Hated that for one stupid moment she had started to believe he cared. That the way he looked at her meant something. That the late-night conversation, the tension, the way he noticed everything about her—
Trash. Every bit of it. He was using her. Just like Ethan had. The difference was that Adrian was better at hiding it.
“Understood,” she said. Her voice sounded strangely flat.
She moved to the other side of the desk and picked up the nearest file before he could see the expression on her face.
“What do you need me to do?” For the first time since Ethan had left, Adrian looked directly at her. Too directly.
“As I said, the board meeting starts in ten minutes. I need the quarterly reports, the investor projections, and the revised staffing breakdown.”
“Fine.” She turned away before he could say anything else.
The filing cabinet stood against the far wall. Ava pulled the drawer open harder than necessary and started sorting through the documents inside.
She could feel him watching her. Good. Let him. Because she was done being weak. Done letting herself get pulled into whatever twisted game existed between him and Ethan.
She would do her job. Nothing more.
“Second drawer,” Adrian said after a moment. “Blue folder.”
“I know where it is.” The answer was so annoyingly calm that she nearly slammed the drawer shut.
Instead, she took a slow breath and pulled out the folder.
Investor projections. Then the staffing reports. Then the board agenda.
By the time she returned to the desk, her expression was perfectly composed. She placed the files in front of him one by one.
“Quarterly reports.” Another file. “Projected losses.” Another. “Staffing breakdown.” Adrian looked down at the papers, then back up at her.
There was something unreadable in his expression. “You work quickly.”
“It’s my job.” A small pause. “Yes,” he said quietly. “It is.”
Something about the way he said it made her grip tighten around the last folder in her hands.
Because for one dangerous second, it sounded almost like regret. But no. She was not doing this again. Not with him.

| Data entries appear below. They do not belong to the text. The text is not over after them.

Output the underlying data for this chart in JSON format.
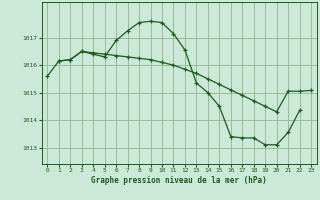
{
  "title": "Graphe pression niveau de la mer (hPa)",
  "background_color": "#cce8d8",
  "grid_color": "#99bb99",
  "line_color": "#1a5c1a",
  "xlim": [
    -0.5,
    23.5
  ],
  "ylim": [
    1012.4,
    1018.3
  ],
  "yticks": [
    1013,
    1014,
    1015,
    1016,
    1017
  ],
  "xticks": [
    0,
    1,
    2,
    3,
    4,
    5,
    6,
    7,
    8,
    9,
    10,
    11,
    12,
    13,
    14,
    15,
    16,
    17,
    18,
    19,
    20,
    21,
    22,
    23
  ],
  "series1_x": [
    0,
    1,
    2,
    3,
    4,
    5,
    6,
    7,
    8,
    9,
    10,
    11,
    12,
    13,
    14,
    15,
    16,
    17,
    18,
    19,
    20,
    21,
    22,
    23
  ],
  "series1_y": [
    1015.6,
    1016.15,
    1016.2,
    1016.5,
    1016.45,
    1016.4,
    1016.35,
    1016.3,
    1016.25,
    1016.2,
    1016.1,
    1016.0,
    1015.85,
    1015.7,
    1015.5,
    1015.3,
    1015.1,
    1014.9,
    1014.7,
    1014.5,
    1014.3,
    1015.05,
    1015.05,
    1015.08
  ],
  "series2_x": [
    1,
    2,
    3,
    4,
    5,
    6,
    7,
    8,
    9,
    10,
    11,
    12,
    13,
    14,
    15,
    16,
    17,
    18,
    19,
    20,
    21,
    22
  ],
  "series2_y": [
    1016.15,
    1016.2,
    1016.5,
    1016.4,
    1016.3,
    1016.9,
    1017.25,
    1017.55,
    1017.6,
    1017.55,
    1017.15,
    1016.55,
    1015.35,
    1015.0,
    1014.5,
    1013.4,
    1013.35,
    1013.35,
    1013.1,
    1013.1,
    1013.55,
    1014.35
  ]
}
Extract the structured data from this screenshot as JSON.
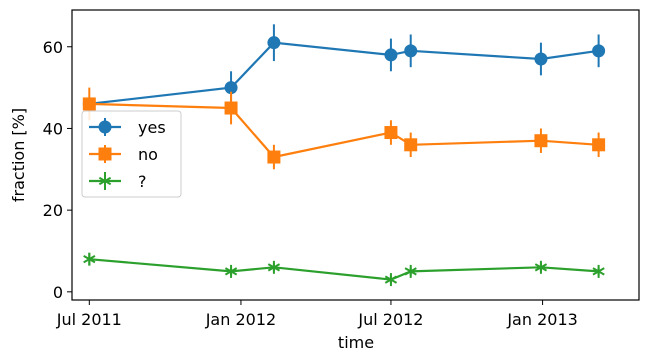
{
  "chart_data": {
    "type": "line",
    "title": "",
    "xlabel": "time",
    "ylabel": "fraction [%]",
    "x_ticks": [
      "Jul 2011",
      "Jan 2012",
      "Jul 2012",
      "Jan 2013"
    ],
    "x_tick_dates": [
      "2011-07-01",
      "2012-01-01",
      "2012-07-01",
      "2013-01-01"
    ],
    "x_range": [
      "2011-06-10",
      "2013-04-28"
    ],
    "y_ticks": [
      0,
      20,
      40,
      60
    ],
    "ylim": [
      -2,
      69
    ],
    "grid": false,
    "legend_position": "center-left",
    "series": [
      {
        "name": "yes",
        "color": "#1f77b4",
        "marker": "circle",
        "x": [
          "2011-07-01",
          "2011-12-20",
          "2012-02-10",
          "2012-07-01",
          "2012-07-25",
          "2012-12-30",
          "2013-03-10"
        ],
        "y": [
          46,
          50,
          61,
          58,
          59,
          57,
          59
        ],
        "yerr": [
          0,
          4,
          4.5,
          4,
          4,
          4,
          4
        ]
      },
      {
        "name": "no",
        "color": "#ff7f0e",
        "marker": "square",
        "x": [
          "2011-07-01",
          "2011-12-20",
          "2012-02-10",
          "2012-07-01",
          "2012-07-25",
          "2012-12-30",
          "2013-03-10"
        ],
        "y": [
          46,
          45,
          33,
          39,
          36,
          37,
          36
        ],
        "yerr": [
          4,
          4,
          3,
          3,
          3,
          3,
          3
        ]
      },
      {
        "name": "?",
        "color": "#2ca02c",
        "marker": "asterisk",
        "x": [
          "2011-07-01",
          "2011-12-20",
          "2012-02-10",
          "2012-07-01",
          "2012-07-25",
          "2012-12-30",
          "2013-03-10"
        ],
        "y": [
          8,
          5,
          6,
          3,
          5,
          6,
          5
        ],
        "yerr": [
          1.5,
          1,
          1,
          1,
          1,
          1,
          1
        ]
      }
    ]
  }
}
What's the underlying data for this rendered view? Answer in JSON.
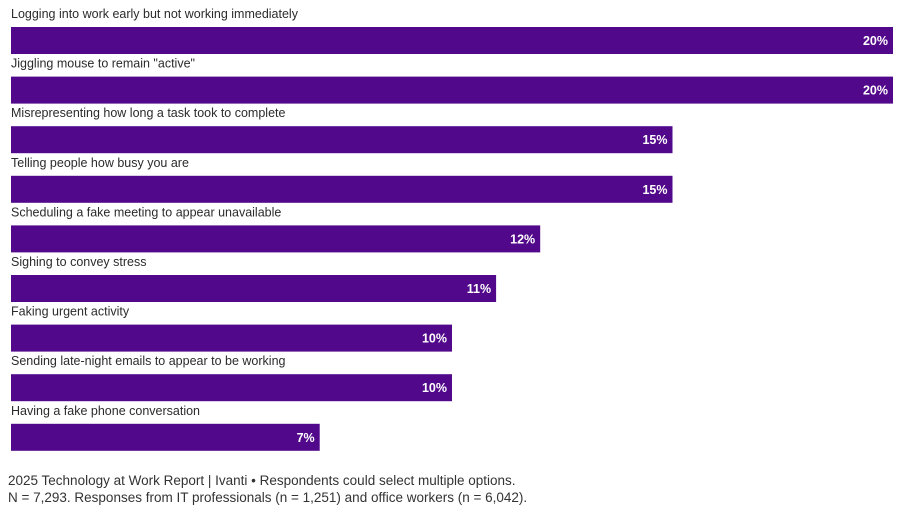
{
  "chart_data": {
    "type": "bar",
    "orientation": "horizontal",
    "categories": [
      "Logging into work early but not working immediately",
      "Jiggling mouse to remain \"active\"",
      "Misrepresenting how long a task took to complete",
      "Telling people how busy you are",
      "Scheduling a fake meeting to appear unavailable",
      "Sighing to convey stress",
      "Faking urgent activity",
      "Sending late-night emails to appear to be working",
      "Having a fake phone conversation"
    ],
    "values": [
      20,
      20,
      15,
      15,
      12,
      11,
      10,
      10,
      7
    ],
    "value_labels": [
      "20%",
      "20%",
      "15%",
      "15%",
      "12%",
      "11%",
      "10%",
      "10%",
      "7%"
    ],
    "unit": "%",
    "xlim": [
      0,
      20
    ],
    "bar_color": "#52088a",
    "grid": false,
    "legend": "none"
  },
  "footer": {
    "line1": "2025 Technology at Work Report | Ivanti • Respondents could select multiple options.",
    "line2": "N = 7,293. Responses from IT professionals (n = 1,251) and office workers (n = 6,042)."
  }
}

“Is there anything else, sir?” The word sir hung between them like a blade.
His jaw tightened almost imperceptibly. “No.”
“Then I’ll prepare the boardroom.” She turned toward the door.
“Ava.” Her hand stopped on the handle. She turned around.
“Miss Sinclair, sir” The silence stretched for a second too long.
Then he thought against whatever he had to say “You can go.” Of course.
Because whatever he had almost said, he was not going to say it now. And she was done waiting for men to choose her when it was convenient.
Without another word, Ava opened the door and walked out. The hallway outside was already crowded with nervous employees and hurried assistants rushing toward the boardroom.
No one looked at her directly, but she could feel it anyway. The whispers. The speculation. They had seen Ethan leave Adrian’s office.
They had seen the expression on his face. By tomorrow, the entire company would have a story. Ava straightened her shoulders and kept walking.
If Adrian wanted her to be his assistant, then fine. That was exactly what she would be. Nothing more.